見守るだけさ
聖恵たちの元を去った後、2人は少し離れた聖恵が見える高層ビルの屋上にいた。
「で、どうなってるのか話してくれるのよね?愛奈のこと。なんで私のこと忘れてるのよ。」
紅葉が腕を組み、影芝を見る。
「愛奈は記憶を失って、今は桜井聖恵って名前で生活している。だから紅葉が思い出せなかったんだよ。」
屋上のフェンスに持たれかかりながら空を眺める。
「それって記憶喪失ってこと?」
「そういうことだ。昔の事を全部忘れちまってる。俺や翔のことも、自分が誰なのかも含めてな。」
「そんな···いつからなの?」
「2年前だ。それまでの15年間の記憶を忘れちまってるよ。」
「そんな···記憶が無くなるなんて。ってことはあの子は、なんでこの世界に居るのかも、自分の親の事も覚えてないってこと?」
「そういうことだな。」
紅葉は屋上からまだベンチに横になっている聖恵を見下ろす。
「何が原因で愛奈は記憶を失ったの?あんたの目と腕が関係あるんでしょ?」
痛いとこを突かれたように苦笑いをして空を見上げ直す。
「さすがは紅葉だな。いい勘してるよ。けど、その事については答えたくねぇな。」
「それで私が納得すると思ってるの?」
「納得してもらうしかねぇな」
紅葉が影芝を睨み付ける。先ほど聖恵に話しかけてた時とは違い、もの凄い圧力を感じる。
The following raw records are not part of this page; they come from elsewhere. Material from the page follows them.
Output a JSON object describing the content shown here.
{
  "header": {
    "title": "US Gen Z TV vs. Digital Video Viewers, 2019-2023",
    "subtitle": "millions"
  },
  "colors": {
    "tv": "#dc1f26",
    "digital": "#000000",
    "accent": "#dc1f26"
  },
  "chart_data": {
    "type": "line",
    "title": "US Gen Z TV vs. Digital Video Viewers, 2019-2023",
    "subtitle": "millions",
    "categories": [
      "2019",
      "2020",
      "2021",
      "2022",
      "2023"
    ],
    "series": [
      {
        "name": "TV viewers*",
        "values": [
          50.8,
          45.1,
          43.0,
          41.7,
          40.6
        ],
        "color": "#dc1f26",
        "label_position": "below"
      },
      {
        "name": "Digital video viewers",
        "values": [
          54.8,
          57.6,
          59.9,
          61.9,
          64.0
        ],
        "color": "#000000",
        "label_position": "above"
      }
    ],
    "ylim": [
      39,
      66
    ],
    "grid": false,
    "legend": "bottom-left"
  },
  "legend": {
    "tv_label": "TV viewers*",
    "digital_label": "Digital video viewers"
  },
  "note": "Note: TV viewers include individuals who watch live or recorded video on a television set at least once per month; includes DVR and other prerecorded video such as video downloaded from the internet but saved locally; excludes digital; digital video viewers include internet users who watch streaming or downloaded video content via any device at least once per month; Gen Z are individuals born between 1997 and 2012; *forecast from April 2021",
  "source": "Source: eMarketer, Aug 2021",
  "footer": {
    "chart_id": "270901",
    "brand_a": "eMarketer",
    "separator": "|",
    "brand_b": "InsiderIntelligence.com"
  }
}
その圧力に対して、動じることなく紅葉の目をじっと見る。
「はぁ、もうわかったわよ。これ以上聞かない。あんた頑固だから、どうせ答えないわね。」
「悪いな。」
紅葉は深いため息をつきながら、やれやれと首を振る。
「あんたはずっと前から愛奈を見てるんでしょ?なんで本当の記憶を教えてあげないのよ。」
「今度はそうきたか。愛奈にも言われたよ。昔の記憶を教えてくれって。けど、俺は何も教えない。必要なら自分で思い出すさ。今幸せなら昔のあの辛い過去なんて、無理に思い出す必要はないだろ。」
「確かにね。知らない方が幸せってこともあるわね。けど、私は聞かれたら教えるわよ、愛奈のこと。あの子が知りたいならあの子には知る権利がある」
「それはお前に任せるよ。好きにするといいさ。」
2人の間に少しの静寂が流れる。再び会話を切り出したのは紅葉だ。
「でっ、あんたはこれからどうするのよ?」
「どうするって、何も変わらないよ。これからも聖恵を見守り続けるだけだ。」
フェンス越しから聖恵を見ると、ベンチから起き上がりバスまでノノ花とダッシュしている。集合時間が迫っているようだ。
「あんたはそれでいいの?愛奈のこと好きだったんでしょ?」
「ああ、けど愛奈はもういない。今は桜井聖恵だ。だから愛奈が···イヤ、聖恵がこれから幸せな人生を送れるよう陰ながら見守るだけさ。」
雲1つない晴天を見上げ、どこか寂しそうな顔する影芝に、紅葉はこれ以上は何も言えなかった。本人の意思を尊重しようと思ったのだ。そして、また月日が経過したら同じことを聞いてみようと思ったのだ。答えが変わっているかもしれないから。
「そろそろ行くわ。久しぶりに会えて楽しかったよ。またな紅葉」
「ええ、私こそ。愛奈のことは驚いたけど、愛奈も貴方も元気そうで良かったわ。じゃあね♪」
そう告げると2人は別れ、それぞれの家に帰っていった。